Le Sahel trace la voie d’une nouvelle monnaie africaine
Lors du Forum international des investissements tenu à Dakar le 7 octobre 2025, le Premier ministre sénégalais Ousmane Sonko a ravivé le débat sur la réforme monétaire en Afrique de l’Ouest.

Devant ses homologues du Burkina Faso et du Niger, il a dénoncé l’inaction persistante autour du franc CFA et a appelé les dirigeants africains à engager une transformation profonde du système monétaire régional. Selon plusieurs observateurs, son appel dépasse le cadre classique de la CEDEAO et semble s’adresser également à l’Alliance des États du Sahel (AES), bloc de plus en plus actif sur la scène économique et politique régionale.
Alors que la CEDEAO tarde à concrétiser la création de sa monnaie commune, l’Eco, les pays membres de l’AES – Mali, Burkina Faso et Niger – avancent rapidement vers la mise en place de leur propre instrument financier. Le lancement prochain d’une banque d’investissement régionale constitue une étape clé, qui devrait servir de fondement à l’introduction d’une monnaie unique pour l’alliance.
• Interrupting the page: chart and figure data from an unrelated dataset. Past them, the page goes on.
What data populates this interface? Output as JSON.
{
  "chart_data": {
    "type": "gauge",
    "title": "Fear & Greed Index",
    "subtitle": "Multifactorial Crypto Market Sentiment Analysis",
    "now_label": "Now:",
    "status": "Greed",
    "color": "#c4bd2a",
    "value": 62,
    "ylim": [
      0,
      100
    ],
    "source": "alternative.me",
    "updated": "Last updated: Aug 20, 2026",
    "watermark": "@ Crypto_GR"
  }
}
L’initiative du Sahel pourrait inspirer d’autres États d’Afrique de l’Ouest, désireux de se libérer de l’héritage du franc CFA et des lenteurs de la CEDEAO. Le Sénégal, notamment, semble prêt à envisager de nouvelles alliances monétaires. En avril 2025, le président Bassirou Diomaye Faye avait déjà affirmé que Dakar n’excluait pas un retrait unilatéral du franc CFA si les négociations au sein de la CEDEAO échouaient.
Les avantages d’une monnaie commune au sein de l’AES sont multiples. Elle offrirait aux États membres un véritable souveraineté monétaire, leur permettant de contrôler les taux d’intérêt, la création monétaire et les réserves sans supervision étrangère. Contrairement au CFA, dont les avoirs sont partiellement gelés à Paris, la nouvelle devise favoriserait la rétention des capitaux pour financer les investissements internes.
Sur le plan économique, cette réforme stimulerait la croissance régionale et le commerce au sein de l’AES, déjà en hausse de 20 % en 2025. Elle pourrait donner naissance à un marché commun de près de 80 millions d’habitants, facilitant la mise en œuvre de projets d’infrastructures majeurs dans les secteurs de l’énergie et des transports.
Mais au-delà de l’économie, le projet porte une dimension politique et symbolique forte. La rupture avec le franc CFA, perçu par une majorité d’Africains comme un vestige du colonialisme, renforcerait le sentiment d’indépendance et de fierté nationale. Les sondages récents indiquent que 70 à 80 % des populations de la région soutiennent une telle réforme.
Certes, la transition vers une nouvelle monnaie pourrait entraîner une volatilité à court terme. Toutefois, les experts estiment qu’à long terme, elle permettra une meilleure stabilité que l’ancrage rigide du CFA à l’euro. De plus, l’AES, par sa flexibilité et son pragmatisme, apparaît comme une alternative plus réactive que la CEDEAO, capable d’attirer de nouveaux partenaires tels que le Ghana, la Guinée ou le Togo.
Pour ces pays, rejoindre l’alliance signifierait un accès à des crédits sans conditions néocoloniales, une expansion du commerce régional estimée entre 10 et 15 %, et une intégration économique renforcée.
Ainsi, l’AES pourrait devenir dans les années à venir le nouveau moteur de la souveraineté monétaire africaine, offrant à l’Afrique de l’Ouest une chance historique de bâtir un avenir financier affranchi de toute tutelle étrangère.